Ketika ISIS mengemuka, ideologi radikal dan provokasi teror banyak terjadi di dunia maya. Penyebaran propaganda, perekrutan, hingga mencari pendanaan mulai banyak dilarikan ke dunia maya. Proses indoktrinasi juga begitu masif dilakukan secara virtual. Tidak perlu lagi dilakukan dengan cara tatap muka seperti era sebelumnya. Bahkan untuk proses baiat pun, juga dilakukan secara online.
Dan terbukti, di era ISIS hingga saat ini, banyak sekali pelaku terorisme yang terpapar radikalisme melalui media sosial. Yang terbaru adalah perempuan yang berani menyerang petugas di Mabes Polri dengan menggunakan airgun, juga terpapar paham radikal melalui dunia maya. Perempuan pendiam juga pernah memposting bendara ISIS di akun media sosialnya.
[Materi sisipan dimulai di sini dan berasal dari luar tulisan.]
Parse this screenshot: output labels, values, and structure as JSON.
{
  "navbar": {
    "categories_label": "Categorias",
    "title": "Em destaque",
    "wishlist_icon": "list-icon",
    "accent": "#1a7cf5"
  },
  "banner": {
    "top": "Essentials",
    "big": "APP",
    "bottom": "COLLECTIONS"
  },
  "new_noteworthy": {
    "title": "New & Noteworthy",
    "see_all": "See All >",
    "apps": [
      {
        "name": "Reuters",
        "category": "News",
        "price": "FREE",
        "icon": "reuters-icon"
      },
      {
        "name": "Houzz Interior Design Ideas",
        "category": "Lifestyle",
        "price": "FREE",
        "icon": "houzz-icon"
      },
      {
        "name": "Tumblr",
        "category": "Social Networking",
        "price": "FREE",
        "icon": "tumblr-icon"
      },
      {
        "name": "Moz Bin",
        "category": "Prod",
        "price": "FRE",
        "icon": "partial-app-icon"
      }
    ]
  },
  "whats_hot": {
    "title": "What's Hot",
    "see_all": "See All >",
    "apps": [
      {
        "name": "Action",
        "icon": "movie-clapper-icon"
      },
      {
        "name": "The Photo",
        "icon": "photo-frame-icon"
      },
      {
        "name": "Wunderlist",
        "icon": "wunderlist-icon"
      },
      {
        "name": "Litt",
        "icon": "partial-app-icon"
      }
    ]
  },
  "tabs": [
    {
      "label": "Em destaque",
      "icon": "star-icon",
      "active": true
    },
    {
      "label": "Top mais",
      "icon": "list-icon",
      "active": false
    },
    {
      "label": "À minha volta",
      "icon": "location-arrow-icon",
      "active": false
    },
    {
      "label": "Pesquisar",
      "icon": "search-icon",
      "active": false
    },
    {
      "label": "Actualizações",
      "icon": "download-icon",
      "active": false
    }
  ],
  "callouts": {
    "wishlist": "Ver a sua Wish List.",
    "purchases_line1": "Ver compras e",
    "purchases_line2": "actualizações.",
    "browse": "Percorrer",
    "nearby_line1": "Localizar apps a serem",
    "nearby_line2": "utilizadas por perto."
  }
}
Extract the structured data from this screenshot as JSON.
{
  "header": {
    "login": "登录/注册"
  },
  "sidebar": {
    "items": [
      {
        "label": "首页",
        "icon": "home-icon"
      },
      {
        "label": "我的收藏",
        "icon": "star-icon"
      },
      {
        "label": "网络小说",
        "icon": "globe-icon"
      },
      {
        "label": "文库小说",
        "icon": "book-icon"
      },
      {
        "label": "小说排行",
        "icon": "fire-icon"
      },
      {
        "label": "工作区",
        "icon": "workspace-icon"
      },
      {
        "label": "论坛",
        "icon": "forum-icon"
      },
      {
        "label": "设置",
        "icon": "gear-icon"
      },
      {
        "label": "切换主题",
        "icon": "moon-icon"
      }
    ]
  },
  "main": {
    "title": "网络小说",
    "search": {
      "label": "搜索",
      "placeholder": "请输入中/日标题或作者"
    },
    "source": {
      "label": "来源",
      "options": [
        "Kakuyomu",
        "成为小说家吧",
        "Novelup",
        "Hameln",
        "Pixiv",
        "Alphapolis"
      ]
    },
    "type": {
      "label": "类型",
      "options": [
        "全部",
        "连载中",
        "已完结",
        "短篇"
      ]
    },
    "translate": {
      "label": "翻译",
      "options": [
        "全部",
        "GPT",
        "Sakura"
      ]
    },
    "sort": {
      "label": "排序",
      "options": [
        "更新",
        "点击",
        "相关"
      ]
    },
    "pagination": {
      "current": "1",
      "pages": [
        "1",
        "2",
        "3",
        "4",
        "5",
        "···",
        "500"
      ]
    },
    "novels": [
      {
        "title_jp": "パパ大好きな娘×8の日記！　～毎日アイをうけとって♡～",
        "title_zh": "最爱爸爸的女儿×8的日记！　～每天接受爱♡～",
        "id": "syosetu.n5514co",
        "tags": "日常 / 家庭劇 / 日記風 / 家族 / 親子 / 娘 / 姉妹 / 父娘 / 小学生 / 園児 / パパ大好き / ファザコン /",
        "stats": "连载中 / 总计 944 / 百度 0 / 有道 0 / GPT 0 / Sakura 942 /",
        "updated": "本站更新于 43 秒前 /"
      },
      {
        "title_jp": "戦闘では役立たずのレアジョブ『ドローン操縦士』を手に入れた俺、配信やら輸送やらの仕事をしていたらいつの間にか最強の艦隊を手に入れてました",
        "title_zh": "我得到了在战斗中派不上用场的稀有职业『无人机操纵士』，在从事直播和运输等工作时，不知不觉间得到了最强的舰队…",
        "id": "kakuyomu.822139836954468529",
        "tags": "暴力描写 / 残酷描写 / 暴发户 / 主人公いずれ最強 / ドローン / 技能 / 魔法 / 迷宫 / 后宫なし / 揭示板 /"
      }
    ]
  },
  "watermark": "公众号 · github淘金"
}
Bagi sebagian orang, banyak yang tidak percaya, apa benar radikalisme bisa mempengaruhi orang lain melalui media sosial? Apa benar generasi milenial menjadi sasaran empuk kelompok teroris? Kenyataannya memang lah demikian. Lihat saja mereka yang memilih bergabung ke ISIS ketika itu. Rata-rata masih usia belia. Bahkan, anak-anak kecil pun juga mulai diajarkan radikalisme sejak dini.
Tak dipungkiri, jaringan ini seringkali memanfaatkan kecanggihan teknologi, untuk terus menyebarkan provokasi dan kebencian. Maraknya provokasi dan kebencian selama ini, tidak bisa dilepaskan dari maraknya bibit radikalisme di negeri ini. Alhasil, untuk urusan politik, provokasi dan kebencian muncul. Ketika terjadi bencana atau pandemi seperti sekarang ini saja, provokasi dan kebencian juga marak terjadi. Masyarakat yang tingkat literasinya rendah, tentu akan mudah terpengaruh.
Dakwah secara virtual, tanpa disadari juga banyak disusupi oleh bibit radikalisme dan intoleransi. Lihat saja, ada tokoh yang mengklaim paham agama, tapi perilakunya seringkali menebar kebencian, mencaci, dan menjelekkan orang lain. Selalu saja mencari kejelekan tanpa melihat dari sisi positifnya. Â Bayangkan, apa jadinya jika diantara kita terus saling membenci. Sementara negeri ini berisi banyak sekali keberagaman. Toleransi antar umat berpotensi akan terhalang, jika kita tidak segera menghilangkan pengaruh-pengaruh radikal dari dunia maya.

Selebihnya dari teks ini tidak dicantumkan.